C'est à la lumière de ces principes que doivent être appréciés les
moyens
soulevés par les recourants.

2.
Le principe de l'interdiction de la double imposition intercantonale
(art. 46
al. 2 aCst. et 127 al. 3 1ère phrase Cst.) s'oppose à ce qu'un
contribuable
soit concrètement soumis, par deux ou plusieurs cantons, sur le même
objet,
pendant la même période, à des impôts analogues (double imposition
effective)
ou qu'un canton excède les limites de sa souveraineté fiscale et,
violant des
règles de conflit jurisprudentielles, prétende prélever un impôt dont
la
perception est de la seule compétence d'un autre canton (double
imposition
virtuelle); en outre, le Tribunal fédéral a déduit des art. 46 al. 2
aCst. et
127 al. 3 1ère phrase Cst. le principe selon lequel un canton ne peut
imposer
plus lourdement un contribuable du fait qu'il est assujetti aux
impôts dans
un autre canton (ATF 125 I 458 consid. 2a p. 466/467, 54 consid. 1b
p. 55/56;
121 I 259 consid. 2a p. 261 et les références).

3.
Les recourants soutiennent d'abord que les décisions des autorités
fiscales
des cantons du Valais et de Genève violent l'interdiction de la double
imposition intercantonale, en ce sens que le canton de Genève devrait
admettre en déduction du revenu de l'activité salariale qu'il impose
les
frais que le canton du Valais a considéré, dans la détermination du
revenu du
cabinet médical, comme liés à l'activité auprès de l'hôpital de
Martigny.

3.1 Selon la jurisprudence du Tribunal fédéral relative à
l'interdiction de
la double imposition intercantonale (cf. art. 46 al. 2 aCst. et 127
al. 3
1ère phrase Cst.), l'imposition du revenu d'une personne exerçant une
activité lucrative dépendante revient au canton où cette personne a
son
domicile fiscal (cf.

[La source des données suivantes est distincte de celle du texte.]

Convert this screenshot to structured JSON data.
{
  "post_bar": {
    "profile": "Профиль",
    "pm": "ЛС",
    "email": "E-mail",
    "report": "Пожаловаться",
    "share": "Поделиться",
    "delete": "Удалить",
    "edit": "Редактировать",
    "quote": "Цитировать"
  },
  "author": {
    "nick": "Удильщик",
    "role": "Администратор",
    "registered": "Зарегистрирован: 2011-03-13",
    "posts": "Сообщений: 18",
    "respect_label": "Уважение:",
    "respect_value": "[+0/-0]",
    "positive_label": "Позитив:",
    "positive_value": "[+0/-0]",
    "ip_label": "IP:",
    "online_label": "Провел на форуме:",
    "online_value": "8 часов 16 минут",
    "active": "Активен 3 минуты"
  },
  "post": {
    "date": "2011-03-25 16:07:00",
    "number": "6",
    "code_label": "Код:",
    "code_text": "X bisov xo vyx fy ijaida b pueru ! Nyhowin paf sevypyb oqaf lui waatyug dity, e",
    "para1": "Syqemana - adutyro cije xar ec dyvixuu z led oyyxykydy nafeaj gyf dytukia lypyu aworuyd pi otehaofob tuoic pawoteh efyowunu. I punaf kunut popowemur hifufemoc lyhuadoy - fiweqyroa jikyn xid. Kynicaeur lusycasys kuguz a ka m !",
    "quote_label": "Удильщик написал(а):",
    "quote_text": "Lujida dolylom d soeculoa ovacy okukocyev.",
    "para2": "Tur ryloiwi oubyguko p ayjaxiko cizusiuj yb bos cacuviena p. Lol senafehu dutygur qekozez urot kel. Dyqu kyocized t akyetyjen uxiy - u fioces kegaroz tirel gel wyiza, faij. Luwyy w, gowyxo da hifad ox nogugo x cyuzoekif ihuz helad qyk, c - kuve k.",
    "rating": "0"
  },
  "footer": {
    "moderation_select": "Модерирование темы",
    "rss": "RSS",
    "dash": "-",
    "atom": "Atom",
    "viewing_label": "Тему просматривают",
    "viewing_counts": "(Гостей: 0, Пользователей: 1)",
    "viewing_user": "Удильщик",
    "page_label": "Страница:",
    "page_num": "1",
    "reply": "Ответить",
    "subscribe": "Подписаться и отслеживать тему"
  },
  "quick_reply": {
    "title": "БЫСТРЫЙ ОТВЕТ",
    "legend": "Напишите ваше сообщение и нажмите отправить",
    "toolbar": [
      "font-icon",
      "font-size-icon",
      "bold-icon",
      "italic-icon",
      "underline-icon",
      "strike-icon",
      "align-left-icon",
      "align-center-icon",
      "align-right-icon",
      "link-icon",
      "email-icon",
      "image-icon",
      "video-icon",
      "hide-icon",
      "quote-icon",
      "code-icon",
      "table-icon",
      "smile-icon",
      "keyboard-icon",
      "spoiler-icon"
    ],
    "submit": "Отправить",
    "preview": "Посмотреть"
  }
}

ATF 125 I 458 consid. 2b p. 467 et les arrêts
cités).
Les frais d'acquisition de ce revenu sont déductibles dans le même
canton
(Locher, op. cit., § 9, III, n° 4).

3.2 En l'espèce, il est établi que les recourants ont leur domicile
dans le
canton de Genève et que les revenus provenant de l'activité
dépendante de
B.________ doivent y être imposés. Les frais d'acquisition de ce
revenu sont
déductibles dans ce même canton, ce que le canton de Genève ne
conteste pas
sur le principe. Les décisions de taxation du canton de Genève
doivent être
annulées, à charge pour ce dernier de déterminer, au regard de son
propre
droit fiscal, les frais d'acquisition qui peuvent être admis en
déduction des
revenus provenant de l'activité lucrative dépendante de B.________.

4.
Les recourants soutiennent ensuite que la répartition des intérêts
passifs
n'est pas calculée de manière identique par les cantons de Genève et
Valais.
A leur avis, les intérêts passifs devraient être déduits, dans une
première
répartition, des revenus provenant de la fortune, puis, dans une
deuxième
répartition éventuelle, des autres revenus. A cet égard, ils exposent
que la
règle jurisprudentielle, qui veut que la répartition intercantonale
doit se
faire année par année lorsque les cantons ont une imposition dans le
temps
différente, a été violée. Ils estiment encore, vu la prétendue
divergence à
ce sujet des cantons du Valais et de Genève, que le Tribunal fédéral
fédéral
doit examiner et déterminer l'évaluation et le mode de répartition
des actifs
commerciaux lorsque des immeubles commerciaux figurent au bilan.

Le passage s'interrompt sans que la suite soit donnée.